In spite of economists’ expectations for August, the private sector in the United States only added a number of 190,000 jobs. These figures were issued by the ADP Research Institute in Roseland, New Jersey on Wednesday, September 2.
According to the predictions of almost 50 top economists who were surveyed by Bloomberg, a private financial software, data and media company based in New York, about 200,000 jobs were expected last month in the private sector. Estimates ranged from 160,000 to 230,000 job gains, according to the same company.
July was not very successful in meeting economists’ predictions either. Only 177,000 workers were employed by U.S. companies, compared to the estimated 185,000.
“Recent global financial market turmoil has not slowed the U.S. job market, at least not yet. Job growth remains strong and broad- based, except in the energy industry,” said Mark Zandi, who is the chief economist at Moody’s Analytics Inc. He s also the one who releases the figures with ADP.

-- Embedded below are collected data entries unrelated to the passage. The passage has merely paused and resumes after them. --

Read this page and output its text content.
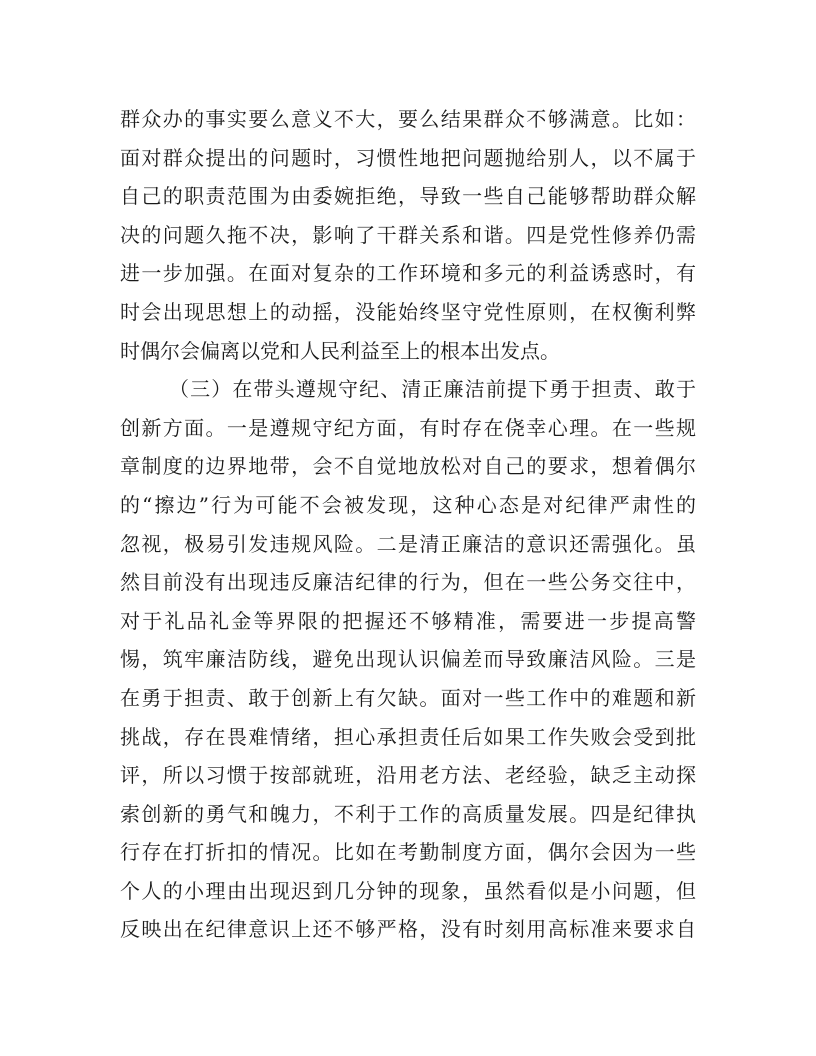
群众办的事实要么意义不大，要么结果群众不够满意。比如：
面对群众提出的问题时，习惯性地把问题抛给别人，以不属于
自己的职责范围为由委婉拒绝，导致一些自己能够帮助群众解
决的问题久拖不决，影响了干群关系和谐。四是党性修养仍需
进一步加强。在面对复杂的工作环境和多元的利益诱惑时，有
时会出现思想上的动摇，没能始终坚守党性原则，在权衡利弊
时偶尔会偏离以党和人民利益至上的根本出发点。
（三）在带头遵规守纪、清正廉洁前提下勇于担责、敢于
创新方面。一是遵规守纪方面，有时存在侥幸心理。在一些规
章制度的边界地带，会不自觉地放松对自己的要求，想着偶尔
的“擦边”行为可能不会被发现，这种心态是对纪律严肃性的
忽视，极易引发违规风险。二是清正廉洁的意识还需强化。虽
然目前没有出现违反廉洁纪律的行为，但在一些公务交往中，
对于礼品礼金等界限的把握还不够精准，需要进一步提高警
惕，筑牢廉洁防线，避免出现认识偏差而导致廉洁风险。三是
在勇于担责、敢于创新上有欠缺。面对一些工作中的难题和新
挑战，存在畏难情绪，担心承担责任后如果工作失败会受到批
评，所以习惯于按部就班，沿用老方法、老经验，缺乏主动探
索创新的勇气和魄力，不利于工作的高质量发展。四是纪律执
行存在打折扣的情况。比如在考勤制度方面，偶尔会因为一些
个人的小理由出现迟到几分钟的现象，虽然看似是小问题，但
反映出在纪律意识上还不够严格，没有时刻用高标准来要求自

Another report issued on August 28 by the Labor Department showed that the total number of people employed last month went up to 218,000. This number included government agencies. At the same time, unemployment rate went down to 5.2 percent, which is not far from July’s 5.3 percent, but it is still an improvement.
As expected, construction and manufacturing companies increased the number of workers significantly, adding a total number of 17,000 jobs. This is even higher than it was over the previous months. A simple explanation for that is that house pricing has gone up thanks to the higher employment rate, which increased the demand for new constructions. Service providers counted about 173,000 employees last month.

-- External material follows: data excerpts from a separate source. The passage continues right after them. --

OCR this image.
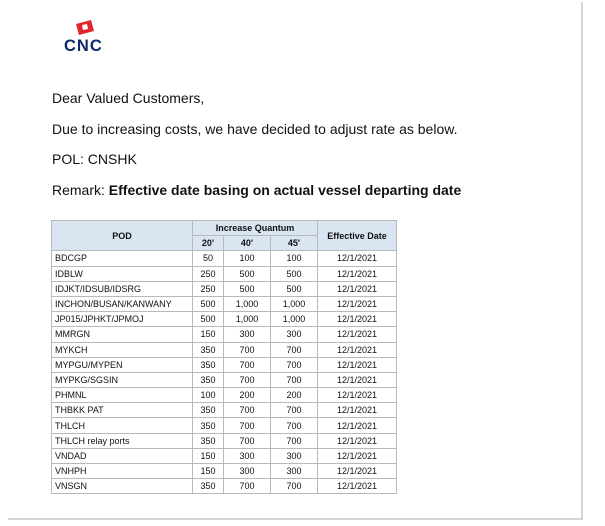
CNC

Dear Valued Customers,

Due to increasing costs, we have decided to adjust rate as below.

POL: CNSHK

Remark: Effective date basing on actual vessel departing date

POD	Increase Quantum			Effective Date
	20'	40'	45'	
BDCGP	50	100	100	12/1/2021
IDBLW	250	500	500	12/1/2021
IDJKT/IDSUB/IDSRG	250	500	500	12/1/2021
INCHON/BUSAN/KANWANY	500	1,000	1,000	12/1/2021
JP015/JPHKT/JPMOJ	500	1,000	1,000	12/1/2021
MMRGN	150	300	300	12/1/2021
MYKCH	350	700	700	12/1/2021
MYPGU/MYPEN	350	700	700	12/1/2021
MYPKG/SGSIN	350	700	700	12/1/2021
PHMNL	100	200	200	12/1/2021
THBKK PAT	350	700	700	12/1/2021
THLCH	350	700	700	12/1/2021
THLCH relay ports	350	700	700	12/1/2021
VNDAD	150	300	300	12/1/2021
VNHPH	150	300	300	12/1/2021
VNSGN	350	700	700	12/1/2021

Large companies with 500 or more employees only added about 40,000 jobs, compared to medium -sized companies (50 to 499 employees) which boosted payrolls with 66,000 new people and smaller businesses, with less than 50 employees, which hired about 85,000 people.
Thanks to the low rate of unemployment that has remained on decrease mode over the past months, there is hope interest rates will increase starting with September, according to a spokesman of the Federal Reserve.
Consumer satisfaction has also gone up, even if people are still reluctant to spend large sums of money.